Methods This multicentre retrospective analysis of the Melbourne MSU database included baseline demographics, time metrics, and procedural metrics, including the number of passes, for EVT-eligible patients at three comprehensive stroke centres in Victoria, Australia. Patients with or without acquisition of arch-vertex CT-angiography imaging prior to EVT were compared using Wilcoxon Rank-Sum.

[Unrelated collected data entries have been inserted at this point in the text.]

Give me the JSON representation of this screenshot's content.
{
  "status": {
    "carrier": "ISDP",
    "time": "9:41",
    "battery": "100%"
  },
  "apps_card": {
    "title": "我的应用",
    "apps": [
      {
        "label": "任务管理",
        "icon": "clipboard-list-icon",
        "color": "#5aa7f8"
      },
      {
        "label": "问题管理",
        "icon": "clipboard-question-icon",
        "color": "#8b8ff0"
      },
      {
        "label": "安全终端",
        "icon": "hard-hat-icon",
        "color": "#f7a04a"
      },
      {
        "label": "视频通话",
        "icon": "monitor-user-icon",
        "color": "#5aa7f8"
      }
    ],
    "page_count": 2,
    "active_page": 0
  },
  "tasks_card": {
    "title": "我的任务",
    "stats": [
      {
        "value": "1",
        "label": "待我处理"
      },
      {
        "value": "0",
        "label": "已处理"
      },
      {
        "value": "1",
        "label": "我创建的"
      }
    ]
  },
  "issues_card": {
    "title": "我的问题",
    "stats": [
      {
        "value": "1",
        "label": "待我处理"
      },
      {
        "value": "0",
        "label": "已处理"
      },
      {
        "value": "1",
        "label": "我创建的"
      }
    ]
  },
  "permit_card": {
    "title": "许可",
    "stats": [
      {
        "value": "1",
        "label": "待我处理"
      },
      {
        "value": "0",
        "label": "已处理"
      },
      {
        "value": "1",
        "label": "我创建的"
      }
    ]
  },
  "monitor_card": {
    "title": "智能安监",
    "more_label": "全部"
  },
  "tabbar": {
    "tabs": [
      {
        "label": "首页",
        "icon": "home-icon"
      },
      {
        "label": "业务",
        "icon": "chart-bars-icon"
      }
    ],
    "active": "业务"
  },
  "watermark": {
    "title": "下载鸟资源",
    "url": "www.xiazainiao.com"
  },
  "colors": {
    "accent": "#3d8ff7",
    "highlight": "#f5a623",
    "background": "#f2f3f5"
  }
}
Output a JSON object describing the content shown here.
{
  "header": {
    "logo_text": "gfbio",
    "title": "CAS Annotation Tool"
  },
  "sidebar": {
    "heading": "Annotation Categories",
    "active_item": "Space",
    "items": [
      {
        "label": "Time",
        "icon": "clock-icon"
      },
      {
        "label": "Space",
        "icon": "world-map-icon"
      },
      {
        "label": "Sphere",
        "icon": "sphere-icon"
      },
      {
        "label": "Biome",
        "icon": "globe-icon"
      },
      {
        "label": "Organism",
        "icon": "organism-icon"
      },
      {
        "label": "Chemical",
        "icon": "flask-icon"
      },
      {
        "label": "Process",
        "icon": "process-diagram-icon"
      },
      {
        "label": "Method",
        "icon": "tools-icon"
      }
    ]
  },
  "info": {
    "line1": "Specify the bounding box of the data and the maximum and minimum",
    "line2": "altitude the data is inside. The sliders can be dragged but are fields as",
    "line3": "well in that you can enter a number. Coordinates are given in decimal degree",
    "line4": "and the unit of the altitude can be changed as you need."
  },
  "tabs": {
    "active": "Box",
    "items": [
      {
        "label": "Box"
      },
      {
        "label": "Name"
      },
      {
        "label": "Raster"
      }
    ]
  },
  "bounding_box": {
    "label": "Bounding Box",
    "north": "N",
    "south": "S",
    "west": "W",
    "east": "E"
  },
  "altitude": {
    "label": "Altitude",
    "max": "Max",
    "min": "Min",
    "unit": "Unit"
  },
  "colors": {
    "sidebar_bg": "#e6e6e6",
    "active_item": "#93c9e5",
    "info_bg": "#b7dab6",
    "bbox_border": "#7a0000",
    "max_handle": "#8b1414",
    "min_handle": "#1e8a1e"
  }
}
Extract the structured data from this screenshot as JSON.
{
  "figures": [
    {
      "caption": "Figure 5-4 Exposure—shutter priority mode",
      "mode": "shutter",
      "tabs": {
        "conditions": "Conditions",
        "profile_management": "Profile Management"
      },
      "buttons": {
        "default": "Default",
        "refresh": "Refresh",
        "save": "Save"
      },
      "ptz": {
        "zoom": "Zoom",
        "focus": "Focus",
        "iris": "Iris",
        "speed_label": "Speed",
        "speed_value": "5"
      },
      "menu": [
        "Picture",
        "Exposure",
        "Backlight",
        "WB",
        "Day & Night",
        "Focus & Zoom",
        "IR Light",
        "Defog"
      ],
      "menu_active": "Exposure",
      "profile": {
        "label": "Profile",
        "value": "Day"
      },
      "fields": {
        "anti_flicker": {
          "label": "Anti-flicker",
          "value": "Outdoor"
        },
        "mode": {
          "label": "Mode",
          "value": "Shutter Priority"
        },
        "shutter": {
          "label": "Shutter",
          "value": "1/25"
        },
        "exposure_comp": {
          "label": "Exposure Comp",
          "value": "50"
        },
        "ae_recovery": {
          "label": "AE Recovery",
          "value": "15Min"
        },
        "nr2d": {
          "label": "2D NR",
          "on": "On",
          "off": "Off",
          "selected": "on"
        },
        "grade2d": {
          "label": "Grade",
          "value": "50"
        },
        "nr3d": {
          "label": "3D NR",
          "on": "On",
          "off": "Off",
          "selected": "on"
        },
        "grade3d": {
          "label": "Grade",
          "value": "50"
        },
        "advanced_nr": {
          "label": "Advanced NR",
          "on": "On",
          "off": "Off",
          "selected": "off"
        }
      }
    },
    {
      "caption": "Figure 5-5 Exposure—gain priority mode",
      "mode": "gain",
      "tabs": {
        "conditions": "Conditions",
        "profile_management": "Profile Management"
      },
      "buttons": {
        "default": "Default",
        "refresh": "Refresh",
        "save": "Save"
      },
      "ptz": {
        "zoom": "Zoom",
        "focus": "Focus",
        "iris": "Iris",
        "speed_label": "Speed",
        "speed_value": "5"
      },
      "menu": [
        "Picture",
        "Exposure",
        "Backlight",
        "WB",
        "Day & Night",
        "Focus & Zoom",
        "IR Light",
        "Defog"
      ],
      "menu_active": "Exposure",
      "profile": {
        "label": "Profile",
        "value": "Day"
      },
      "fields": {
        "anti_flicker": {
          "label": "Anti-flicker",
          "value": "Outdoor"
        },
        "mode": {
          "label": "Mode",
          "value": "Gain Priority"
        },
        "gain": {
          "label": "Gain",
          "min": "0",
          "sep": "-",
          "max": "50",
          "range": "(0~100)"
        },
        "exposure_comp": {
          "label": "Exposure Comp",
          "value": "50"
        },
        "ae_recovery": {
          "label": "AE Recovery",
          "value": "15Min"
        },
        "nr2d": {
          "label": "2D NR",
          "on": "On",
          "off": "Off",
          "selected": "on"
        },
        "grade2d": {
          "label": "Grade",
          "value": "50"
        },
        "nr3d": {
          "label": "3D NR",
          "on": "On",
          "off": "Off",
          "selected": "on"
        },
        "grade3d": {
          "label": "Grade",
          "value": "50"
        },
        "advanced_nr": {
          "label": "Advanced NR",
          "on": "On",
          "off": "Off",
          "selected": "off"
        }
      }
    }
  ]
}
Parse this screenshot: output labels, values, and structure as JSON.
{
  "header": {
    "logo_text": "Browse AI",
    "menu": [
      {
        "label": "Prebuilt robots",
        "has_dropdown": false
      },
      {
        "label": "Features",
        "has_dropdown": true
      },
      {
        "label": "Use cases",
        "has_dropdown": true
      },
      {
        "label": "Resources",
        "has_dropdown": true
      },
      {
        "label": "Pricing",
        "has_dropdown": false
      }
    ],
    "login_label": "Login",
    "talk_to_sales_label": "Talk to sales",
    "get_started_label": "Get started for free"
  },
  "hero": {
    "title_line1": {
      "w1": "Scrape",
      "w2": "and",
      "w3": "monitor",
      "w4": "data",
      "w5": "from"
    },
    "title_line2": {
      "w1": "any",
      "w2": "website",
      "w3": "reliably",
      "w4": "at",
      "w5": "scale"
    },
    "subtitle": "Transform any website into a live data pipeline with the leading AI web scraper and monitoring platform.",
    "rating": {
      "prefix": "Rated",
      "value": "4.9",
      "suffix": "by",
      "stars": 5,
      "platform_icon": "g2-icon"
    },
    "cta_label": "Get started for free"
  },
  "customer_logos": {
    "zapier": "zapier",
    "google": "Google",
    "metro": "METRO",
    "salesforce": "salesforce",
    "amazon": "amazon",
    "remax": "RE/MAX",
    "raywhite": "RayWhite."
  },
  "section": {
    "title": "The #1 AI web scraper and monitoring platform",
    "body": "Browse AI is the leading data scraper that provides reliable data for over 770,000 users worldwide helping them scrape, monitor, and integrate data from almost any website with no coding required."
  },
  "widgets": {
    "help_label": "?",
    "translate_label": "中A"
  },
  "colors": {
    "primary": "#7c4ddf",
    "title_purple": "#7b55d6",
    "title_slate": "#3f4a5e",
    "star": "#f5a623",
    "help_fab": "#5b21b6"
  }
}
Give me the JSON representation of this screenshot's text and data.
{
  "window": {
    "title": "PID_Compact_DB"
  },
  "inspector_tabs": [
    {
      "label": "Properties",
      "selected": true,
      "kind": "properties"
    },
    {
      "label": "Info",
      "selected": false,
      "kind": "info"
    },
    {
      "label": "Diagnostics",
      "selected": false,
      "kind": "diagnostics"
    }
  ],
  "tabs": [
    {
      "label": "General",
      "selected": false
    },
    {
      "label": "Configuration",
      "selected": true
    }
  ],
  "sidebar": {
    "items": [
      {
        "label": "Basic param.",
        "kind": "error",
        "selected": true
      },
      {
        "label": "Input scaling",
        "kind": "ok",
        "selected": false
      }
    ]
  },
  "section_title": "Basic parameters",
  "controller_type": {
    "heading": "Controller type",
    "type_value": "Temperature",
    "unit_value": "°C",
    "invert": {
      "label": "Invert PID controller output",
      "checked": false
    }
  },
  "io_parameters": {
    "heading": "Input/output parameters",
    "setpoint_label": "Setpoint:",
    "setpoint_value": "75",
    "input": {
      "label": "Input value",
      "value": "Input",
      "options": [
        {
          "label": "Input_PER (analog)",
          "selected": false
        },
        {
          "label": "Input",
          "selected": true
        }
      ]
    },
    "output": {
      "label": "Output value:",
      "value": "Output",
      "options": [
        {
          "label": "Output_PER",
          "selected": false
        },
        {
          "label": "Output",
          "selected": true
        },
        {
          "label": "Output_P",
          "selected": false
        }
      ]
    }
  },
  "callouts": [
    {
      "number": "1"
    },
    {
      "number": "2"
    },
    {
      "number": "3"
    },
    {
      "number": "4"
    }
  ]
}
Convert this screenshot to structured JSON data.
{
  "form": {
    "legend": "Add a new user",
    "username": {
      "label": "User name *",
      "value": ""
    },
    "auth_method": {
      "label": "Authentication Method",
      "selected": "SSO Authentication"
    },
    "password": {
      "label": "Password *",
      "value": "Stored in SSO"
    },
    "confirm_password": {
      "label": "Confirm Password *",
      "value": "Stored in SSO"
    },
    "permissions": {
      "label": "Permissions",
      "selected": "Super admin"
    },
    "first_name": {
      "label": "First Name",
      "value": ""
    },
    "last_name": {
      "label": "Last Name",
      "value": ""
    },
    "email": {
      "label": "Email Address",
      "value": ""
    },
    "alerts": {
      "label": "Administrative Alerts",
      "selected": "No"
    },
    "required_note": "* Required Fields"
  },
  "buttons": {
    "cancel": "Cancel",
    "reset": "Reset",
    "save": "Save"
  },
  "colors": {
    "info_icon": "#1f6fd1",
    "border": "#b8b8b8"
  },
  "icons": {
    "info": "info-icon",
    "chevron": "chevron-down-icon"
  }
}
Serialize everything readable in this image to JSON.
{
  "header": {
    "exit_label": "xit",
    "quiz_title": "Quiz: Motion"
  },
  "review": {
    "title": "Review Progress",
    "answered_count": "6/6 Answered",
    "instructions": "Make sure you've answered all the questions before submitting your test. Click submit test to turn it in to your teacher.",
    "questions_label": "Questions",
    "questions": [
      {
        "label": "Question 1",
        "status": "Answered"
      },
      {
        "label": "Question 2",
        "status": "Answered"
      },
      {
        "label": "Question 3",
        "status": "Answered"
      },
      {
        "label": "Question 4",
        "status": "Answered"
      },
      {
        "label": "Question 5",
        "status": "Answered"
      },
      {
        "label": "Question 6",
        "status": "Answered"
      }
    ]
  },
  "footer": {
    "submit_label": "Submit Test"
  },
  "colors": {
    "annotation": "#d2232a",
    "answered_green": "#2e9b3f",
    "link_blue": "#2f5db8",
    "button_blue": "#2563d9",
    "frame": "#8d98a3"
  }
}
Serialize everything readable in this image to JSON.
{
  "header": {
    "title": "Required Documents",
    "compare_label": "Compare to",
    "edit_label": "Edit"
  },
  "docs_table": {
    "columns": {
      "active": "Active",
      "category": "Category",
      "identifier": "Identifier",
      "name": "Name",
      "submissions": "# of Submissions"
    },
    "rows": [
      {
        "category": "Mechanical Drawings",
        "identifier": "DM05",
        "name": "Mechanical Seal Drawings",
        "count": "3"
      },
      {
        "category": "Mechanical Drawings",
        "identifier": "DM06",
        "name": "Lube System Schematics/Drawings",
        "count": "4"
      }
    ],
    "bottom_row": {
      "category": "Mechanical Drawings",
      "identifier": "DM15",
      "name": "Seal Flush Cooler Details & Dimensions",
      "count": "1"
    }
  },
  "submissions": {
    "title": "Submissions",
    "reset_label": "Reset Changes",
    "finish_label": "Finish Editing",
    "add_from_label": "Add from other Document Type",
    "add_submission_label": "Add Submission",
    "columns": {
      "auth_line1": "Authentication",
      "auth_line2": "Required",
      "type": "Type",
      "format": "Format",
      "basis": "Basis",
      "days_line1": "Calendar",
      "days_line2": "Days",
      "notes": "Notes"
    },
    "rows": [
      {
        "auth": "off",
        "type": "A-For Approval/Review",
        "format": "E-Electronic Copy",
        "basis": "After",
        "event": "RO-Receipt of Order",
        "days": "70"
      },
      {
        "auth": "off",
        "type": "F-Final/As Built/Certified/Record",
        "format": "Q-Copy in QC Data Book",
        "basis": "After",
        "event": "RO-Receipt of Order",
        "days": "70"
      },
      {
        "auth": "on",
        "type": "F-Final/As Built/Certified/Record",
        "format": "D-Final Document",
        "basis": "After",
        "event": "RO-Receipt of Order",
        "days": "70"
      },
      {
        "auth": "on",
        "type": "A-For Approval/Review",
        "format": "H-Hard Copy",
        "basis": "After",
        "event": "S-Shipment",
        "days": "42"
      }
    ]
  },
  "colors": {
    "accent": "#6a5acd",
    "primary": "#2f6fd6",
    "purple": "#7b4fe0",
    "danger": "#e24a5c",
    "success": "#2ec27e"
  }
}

Results Of 104 patients, 69 were re-scanned, and 35 bypassed the in-hospital CT to EVT. Baseline demographics, Glasgow Coma Scale and vascular territory, were well matched. Baseline National Institutes of Health Stroke Scale was higher in the no-repeat CT group (median 21 vs 18, p=0.001). Median time from hospital presentation to arterial puncture (30 vs 49min, p<0.001), guide-catheter placement (42.5 vs 67.5min, p<0.001), and reperfusion (71 vs 89min, p=0.003) were faster in the no-repeat CT group. Median times from puncture to guide-catheter (13.5 vs 15min, p=0.50) and reperfusion (41 vs 39min, p=0.35) were similar between groups. First-pass reperfusion (55.4% vs 62% p=0.48) and median 90-day mRS (1 vs 3, p=0.199) was similar between groups.

Conclusion Omitting repeat CT was associated with reduced times to arterial puncture and reperfusion, but not increased procedure time or reduced first pass effect.